SUR LE PONT - Automne 2021
Sur le pont de Stains, le croisement chaotique des voitures et piétons, qu’ils viennent du centre d’Aubervilliers, de la nouvelle sortie de métro Aimé Césaire ou du quartier Européan Fashion Center, immense Chinatown du commerce textile en gros, dégage une énergie désordonnée, un flux bruyant marqué par des impulsions, des temps d’arrêt, des répits au moment du feu rouge quand la vieille piste traversante ressemble d’un coup à un parking aérien avec vue sur la Plaine pour qui regarde en face, sur la vraie ville à gauche, tout au bout du canal, puis sur la droite, le minuscule clocher de la Basilique Saint-Denis dressé au fond de l’image comme un vilain crayon – ou encore dans les songes comme certains à l’intérieur des bus, figés dans leurs rêves, insensibles au mouvement tout autour et laissant circuler en eux le désir, l’espoir ou toute autre pensée positive ou ressentiment, qui sait.

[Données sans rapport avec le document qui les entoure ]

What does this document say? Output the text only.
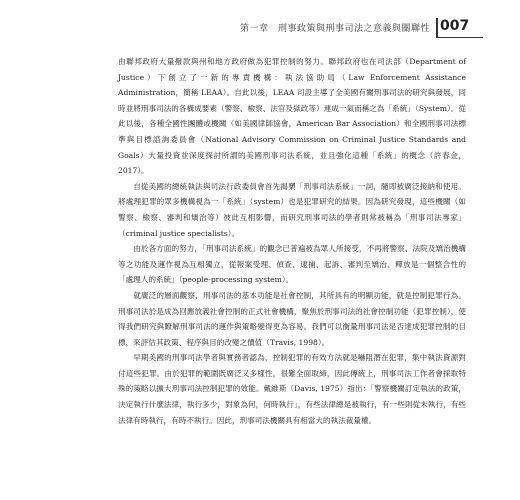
第一章　刑事政策與刑事司法之意義與關聯性 007

由聯邦政府大量撥款與州和地方政府做為犯罪控制的努力。聯邦政府也在司法部（Department of Justice）下創立了一新的專責機構：執法協助局（Law Enforcement Assistance Administration，簡稱 LEAA）。自此以後，LEAA 司設主導了全美國有關刑事司法的研究與發展，同時並將刑事司法的各構成要素（警察、檢察、法官及獄政等）連成一氣而稱之為「系統」（System）。從此以後，各種全國性團體或機關（如美國律師協會，American Bar Association）和全國刑事司法標準與目標諮詢委員會（National Advisory Commission on Criminal Justice Standards and Goals）大量投資並深度探討所謂的美國刑事司法系統，並且強化這種「系統」的概念（許春金，2017）。

自從美國的總統執法與司法行政委員會首先揭櫫「刑事司法系統」一詞，隨即被廣泛接納和使用。將處理犯罪的眾多機構視為一「系統」（system）也是犯罪研究的結果。因為研究發現，這些機關（如警察、檢察、審判和矯治等）彼此互相影響，而研究刑事司法的學者則常被稱為「刑事司法專家」（criminal justice specialists）。

由於各方面的努力，「刑事司法系統」的觀念已普遍被為眾人所接受，不再將警察、法院及矯治機構等之功能及運作視為互相獨立，從報案受理、偵查、逮捕、起訴、審判至矯治、釋放是一個整合性的「處理人的系統」（people-processing system）。

就廣泛的層面觀察，刑事司法的基本功能是社會控制，其所具有的明顯功能，就是控制犯罪行為。刑事司法於是成為回應放義社會控制的正式社會機構，聚焦於刑事司法的社會控制功能（犯罪控制），使得我們研究與瞭解刑事司法的運作與策略變得更為容易。我們可以衡量刑事司法是否達成犯罪控制的目標，來評估其政策、程序與目的改變之價值（Travis, 1998）。

早期美國的刑事司法學者與實務者認為，控制犯罪的有效方法就是嚇阻潛在犯罪，集中執法資源對付這些犯罪。由於犯罪的範圍既廣泛又多樣性，很難全面取締，因此傳統上，刑事司法工作者會採取特殊的策略以擴大刑事司法控制犯罪的效能。戴維斯（Davis, 1975）指出：「警察機關訂定執法的政策，決定執行什麼法律，執行多少，對象為何，何時執行」，有些法律總是被執行，有一些則從未執行，有些法律有時執行，有時不執行。因此，刑事司法機關具有相當大的執法裁量權。
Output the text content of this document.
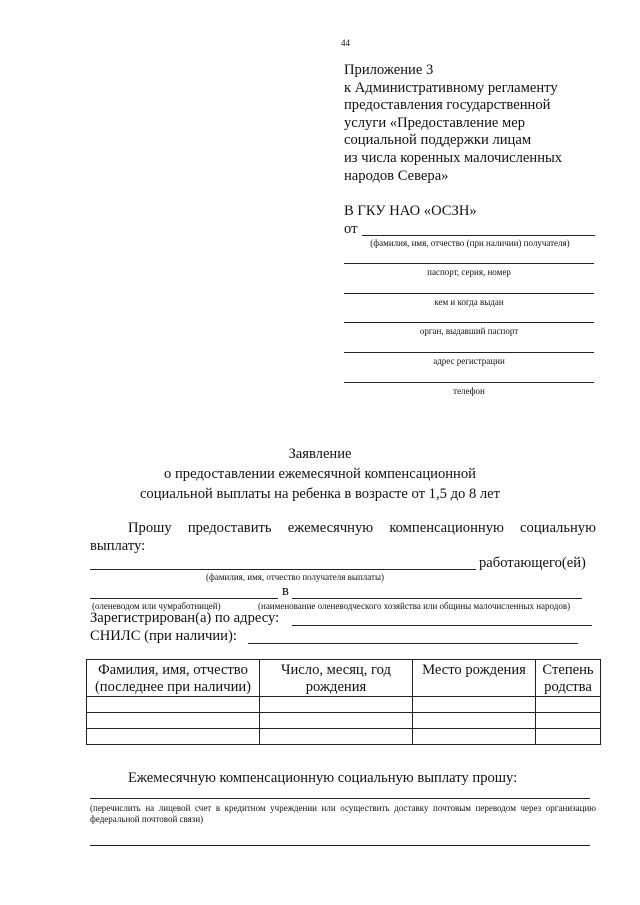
44
Приложение 3
к Административному регламенту
предоставления государственной
услуги «Предоставление мер
социальной поддержки лицам
из числа коренных малочисленных
народов Севера»
В ГКУ НАО «ОСЗН»
от
(фамилия, имя, отчество (при наличии) получателя)
паспорт, серия, номер
кем и когда выдан
орган, выдавший паспорт
адрес регистрации
телефон
Заявление
о предоставлении ежемесячной компенсационной
социальной выплаты на ребенка в возрасте от 1,5 до 8 лет
Прошу предоставить ежемесячную компенсационную социальную выплату:
работающего(ей)
(фамилия, имя, отчество получателя выплаты)
в
(оленеводом или чумработницей)	(наименование оленеводческого хозяйства или общины малочисленных народов)
Зарегистрирован(а) по адресу:
СНИЛС (при наличии):
Фамилия, имя, отчество (последнее при наличии)	Число, месяц, год рождения	Место рождения	Степень родства

Ежемесячную компенсационную социальную выплату прошу:
(перечислить на лицевой счет в кредитном учреждении или осуществить доставку почтовым переводом через организацию федеральной почтовой связи)
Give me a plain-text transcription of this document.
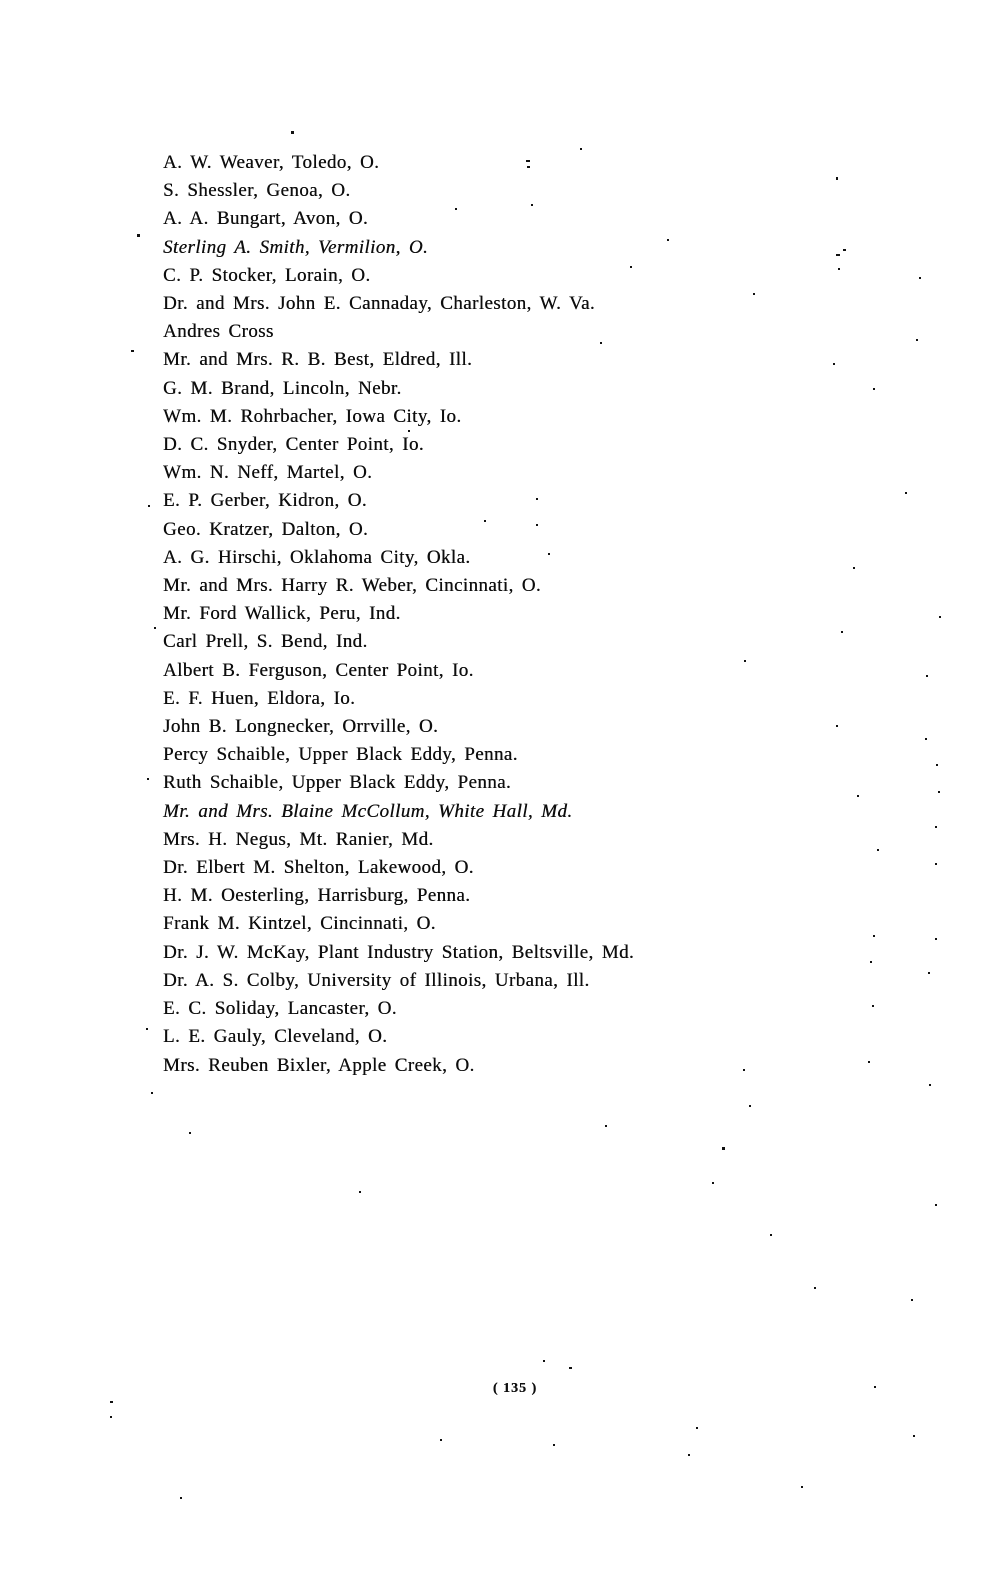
A. W. Weaver, Toledo, O.
S. Shessler, Genoa, O.
A. A. Bungart, Avon, O.
Sterling A. Smith, Vermilion, O.
C. P. Stocker, Lorain, O.
Dr. and Mrs. John E. Cannaday, Charleston, W. Va.
Andres Cross
Mr. and Mrs. R. B. Best, Eldred, Ill.
G. M. Brand, Lincoln, Nebr.
Wm. M. Rohrbacher, Iowa City, Io.
D. C. Snyder, Center Point, Io.
Wm. N. Neff, Martel, O.
E. P. Gerber, Kidron, O.
Geo. Kratzer, Dalton, O.
A. G. Hirschi, Oklahoma City, Okla.
Mr. and Mrs. Harry R. Weber, Cincinnati, O.
Mr. Ford Wallick, Peru, Ind.
Carl Prell, S. Bend, Ind.
Albert B. Ferguson, Center Point, Io.
E. F. Huen, Eldora, Io.
John B. Longnecker, Orrville, O.
Percy Schaible, Upper Black Eddy, Penna.
Ruth Schaible, Upper Black Eddy, Penna.
Mr. and Mrs. Blaine McCollum, White Hall, Md.
Mrs. H. Negus, Mt. Ranier, Md.
Dr. Elbert M. Shelton, Lakewood, O.
H. M. Oesterling, Harrisburg, Penna.
Frank M. Kintzel, Cincinnati, O.
Dr. J. W. McKay, Plant Industry Station, Beltsville, Md.
Dr. A. S. Colby, University of Illinois, Urbana, Ill.
E. C. Soliday, Lancaster, O.
L. E. Gauly, Cleveland, O.
Mrs. Reuben Bixler, Apple Creek, O.
( 135 )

Côté trottoir, de chaque côté de cette surface qui se remplit ou se vide sans qu’on puisse comprendre vraiment ce qui détermine le rythme de ce mouvement des silhouettes tracent. Les hommes, par exemple, en tenues fluorescentes visibles du Pont du Landy ou de la passerelle du Millénaire, qui sans doute se rendent en dessous sur les berges, dans les usines à béton, là où bientôt leur corps et leur conscience se reconnecteront et deviendront ensemble une véritable machine à piloter les engins, à transporter le sable du quai aux ventres des péniches, béantes, offertes au ciel.

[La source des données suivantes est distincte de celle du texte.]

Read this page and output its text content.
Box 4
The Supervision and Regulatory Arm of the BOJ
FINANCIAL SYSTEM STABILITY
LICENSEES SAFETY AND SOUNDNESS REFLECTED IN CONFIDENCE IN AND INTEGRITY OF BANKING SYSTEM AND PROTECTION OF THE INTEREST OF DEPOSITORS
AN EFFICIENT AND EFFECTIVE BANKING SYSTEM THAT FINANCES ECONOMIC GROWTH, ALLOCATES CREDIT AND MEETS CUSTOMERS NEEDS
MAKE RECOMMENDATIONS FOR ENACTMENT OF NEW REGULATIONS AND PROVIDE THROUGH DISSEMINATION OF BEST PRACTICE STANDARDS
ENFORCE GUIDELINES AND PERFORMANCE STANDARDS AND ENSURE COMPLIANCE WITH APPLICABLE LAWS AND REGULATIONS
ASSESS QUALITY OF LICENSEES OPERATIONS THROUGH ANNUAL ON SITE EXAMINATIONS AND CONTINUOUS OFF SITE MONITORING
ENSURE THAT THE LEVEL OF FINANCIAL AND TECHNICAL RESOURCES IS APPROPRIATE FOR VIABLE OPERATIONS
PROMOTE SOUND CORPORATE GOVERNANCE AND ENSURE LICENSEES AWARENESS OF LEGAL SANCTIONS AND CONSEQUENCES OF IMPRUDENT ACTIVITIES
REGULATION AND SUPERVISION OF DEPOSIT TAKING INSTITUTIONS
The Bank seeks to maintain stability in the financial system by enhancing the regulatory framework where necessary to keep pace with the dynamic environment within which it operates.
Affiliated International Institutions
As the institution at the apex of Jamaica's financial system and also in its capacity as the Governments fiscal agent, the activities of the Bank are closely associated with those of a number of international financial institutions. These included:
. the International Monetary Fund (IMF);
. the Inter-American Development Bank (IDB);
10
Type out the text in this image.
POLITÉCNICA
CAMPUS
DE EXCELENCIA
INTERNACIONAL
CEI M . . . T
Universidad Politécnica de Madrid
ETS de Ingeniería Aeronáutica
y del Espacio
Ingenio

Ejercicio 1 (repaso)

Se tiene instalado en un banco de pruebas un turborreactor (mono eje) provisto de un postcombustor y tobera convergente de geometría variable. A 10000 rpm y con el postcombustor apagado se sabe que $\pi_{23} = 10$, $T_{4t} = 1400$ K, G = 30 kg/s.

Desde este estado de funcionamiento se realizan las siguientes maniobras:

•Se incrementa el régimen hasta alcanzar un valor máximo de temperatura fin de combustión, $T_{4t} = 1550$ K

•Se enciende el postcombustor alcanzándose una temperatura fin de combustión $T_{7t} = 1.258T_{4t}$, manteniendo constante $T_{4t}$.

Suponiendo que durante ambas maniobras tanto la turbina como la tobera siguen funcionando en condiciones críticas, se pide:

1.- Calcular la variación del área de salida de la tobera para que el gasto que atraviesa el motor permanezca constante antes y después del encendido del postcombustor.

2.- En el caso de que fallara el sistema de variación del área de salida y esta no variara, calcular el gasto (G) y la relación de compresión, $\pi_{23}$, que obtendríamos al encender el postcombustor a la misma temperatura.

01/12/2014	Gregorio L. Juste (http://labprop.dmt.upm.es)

On peut se dire en les observant qu’il y a un monde, là, qui peut-être pourrait disparaître ou en tous cas cette vision objective du monde matériel, de la fabrication et du transport des besoins essentiels de l’homme pour concevoir, fabriquer son lieu de vie ou de travail, et qu’elle pourrait très bientôt – c’est un des conséquences possibles de cette mutation, de cette bascule – être remplacée, cette vision, par des éléments qui tous auraient lien avec le loisir, l’amour absolu des corps parfaits et l’utopie d’un monde meilleur, sans machine.
Alors tout changerait.
Absolument tout.
Mais ici, aujourd’hui, tout n’est pas encore prêt pour ce destin, ce nouveau monde promis qui ne dit pas encore s’il serait plus heureux car partout l’un et l’autre, la vie industrielle, du travail et celle des loisirs, de l’esthétique, semblent mener la bataille des espaces, chacun voulant écraser l’autre, l’exterminer si bien qu’il est impossible de tirer la moindre conclusion définitive de ce que l’on voit si ce n’est la certitude d’une certaine beauté, une autre celle-là, émanent de ce combat, de ce chaos.

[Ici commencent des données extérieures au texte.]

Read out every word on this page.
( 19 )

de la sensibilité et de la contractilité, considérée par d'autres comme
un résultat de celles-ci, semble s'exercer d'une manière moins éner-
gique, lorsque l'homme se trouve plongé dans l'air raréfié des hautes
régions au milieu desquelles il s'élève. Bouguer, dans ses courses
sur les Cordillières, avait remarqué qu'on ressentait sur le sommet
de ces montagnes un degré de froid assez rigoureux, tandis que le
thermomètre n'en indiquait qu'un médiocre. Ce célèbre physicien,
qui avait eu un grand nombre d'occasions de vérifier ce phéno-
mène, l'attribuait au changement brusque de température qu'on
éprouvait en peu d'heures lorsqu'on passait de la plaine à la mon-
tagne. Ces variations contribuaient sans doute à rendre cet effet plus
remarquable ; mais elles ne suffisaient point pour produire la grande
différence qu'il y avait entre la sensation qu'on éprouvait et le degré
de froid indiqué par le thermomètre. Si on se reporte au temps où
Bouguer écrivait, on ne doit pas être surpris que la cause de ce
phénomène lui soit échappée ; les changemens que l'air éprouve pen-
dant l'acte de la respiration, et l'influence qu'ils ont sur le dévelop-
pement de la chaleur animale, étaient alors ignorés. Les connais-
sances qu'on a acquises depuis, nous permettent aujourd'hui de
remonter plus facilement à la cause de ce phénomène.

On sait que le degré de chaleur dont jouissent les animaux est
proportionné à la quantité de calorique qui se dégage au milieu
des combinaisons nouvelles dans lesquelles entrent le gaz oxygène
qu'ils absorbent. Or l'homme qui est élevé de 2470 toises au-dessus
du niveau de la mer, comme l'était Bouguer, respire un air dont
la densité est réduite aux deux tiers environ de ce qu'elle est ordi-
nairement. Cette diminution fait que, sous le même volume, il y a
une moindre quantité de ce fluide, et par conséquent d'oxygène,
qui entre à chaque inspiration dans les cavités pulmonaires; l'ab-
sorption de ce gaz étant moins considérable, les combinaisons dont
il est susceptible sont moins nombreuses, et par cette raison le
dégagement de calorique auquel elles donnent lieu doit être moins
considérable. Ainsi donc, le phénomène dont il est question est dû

Il n’y a qu’à voir les hommes, la plupart venus des campagnes chinoises, poussant leurs chariots chargés d’énormes cartons.
Ils sont partout sur le pont, dans les rues tout autour, une véritable armée de bras, de corps poussant d’une ruelle à l’autre, le visage tendu en l’air, crispé dans l’effort, d’une rive à l’autre, tout comme au moyen âge, du magasin au camion dont la destination ou la provenance reste un secret car il n’y a que l’instant qui s’offre au regard, celui de leur passage, furtif, espace-temps minuscule en comparaison avec le temps du voyage d’un bout à l’autre de la planète que tous on fait.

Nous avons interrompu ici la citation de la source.